For HashMap<Integer,Integer>, after inserting it with 10000000 unique random values. I perform get(), using the hashmap's keySet(), like in the following code snippet:
HashMap<Integer, Integer> hashmap =
new HashMap<Integer, Integer>(10000000, 0.99f);
// ... Code to put unique 10000000 associations into the hashmap ...
int iteration = 100;
long startTime, totalTime = 0;
while(iteration > 0) {
for(Integer key: hashmap.keySet()) {
startTime = System.currentTimeMillis();
hashmap.get(key);
totalTime += (System.currentTimeMillis() - startTime);
}
iteration--;
}
System.out.println(totalTime/100 + " ms");
Running the above code, I get: 225 ms
Now, if I change the above code to use a set instead, like in following snippet:
Set<Integer> set = new HashSet<Integer>(hashmap.keySet());
while(iteration > 0) {
for(Integer key: set) {
startTime = System.currentTimeMillis();
hashmap.get(key);
totalTime += (System.currentTimeMillis() - startTime);
}
iteration--;
}
System.out.println(totalTime/100 + " ms");
And after running this code, I get: 414 ms
Why such difference in performance?
P.S.: I used following JVM arguments:
-Xms2048m -Xmx4096m -XX:MaxPermSize=256m
When you read a large data structure (larger than 32 KB) how you read that data structure impact performance.
These are the typical sizes and speeds of you caches.
This means cache locality is very important. i.e. if you are reading something from L1 it can be 20x faster than reading from L3.
In your case you are using a Hash data structure.
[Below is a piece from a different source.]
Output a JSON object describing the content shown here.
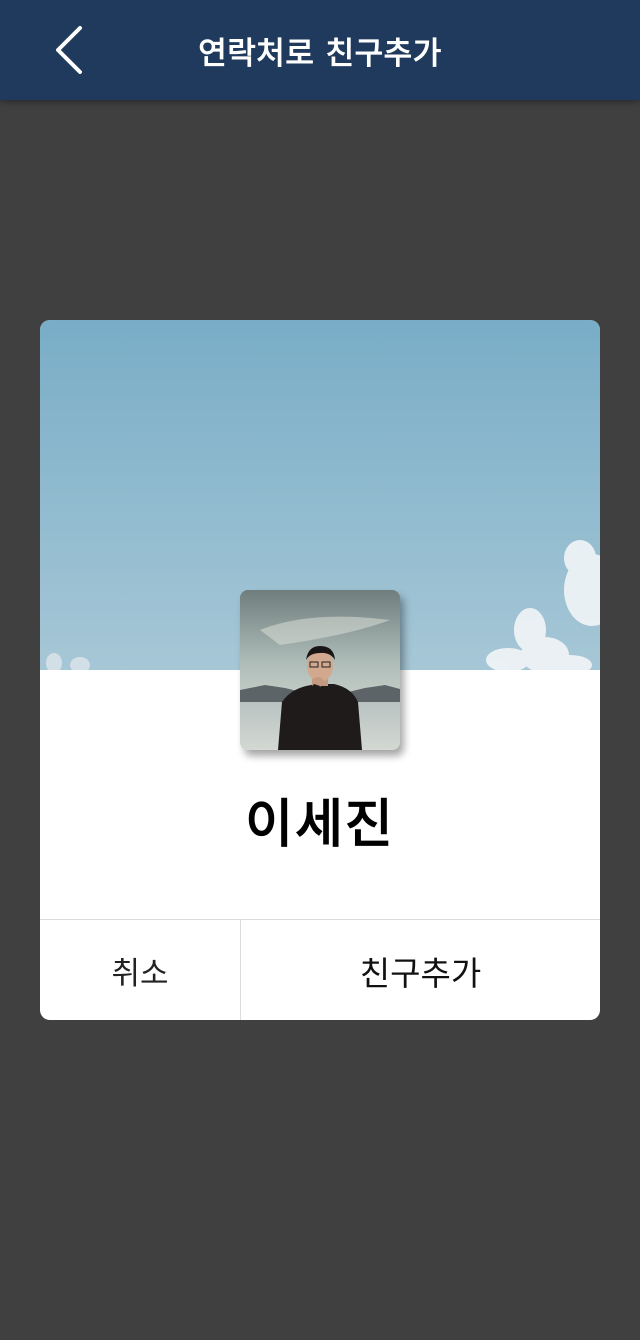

This is designed for random access and random arrangement which unfortunately mean it has very poor cacheability. Access memory randomly and it is likely to be in the slower areas of memory.
However, there is an exception to this. If you access the same data multiple times, e.g. get a key you just got from an iterator, or you are scanning through a collection in order e.g. this is what the iterator does for HashMap (not so much a TreeMap) it is much more likely that the next piece of data you will access is on the same cache line (each cache line is 64-bytes long) or the next one. These type of accesses perform much better as CPU are designed to perform vector operations very fast.
BTW Your working set is the set of keys, if your values are different objects I would expect this to be much slower if you actually look at those objects (as this increases the size of your working set and how much memory would be required to cache it)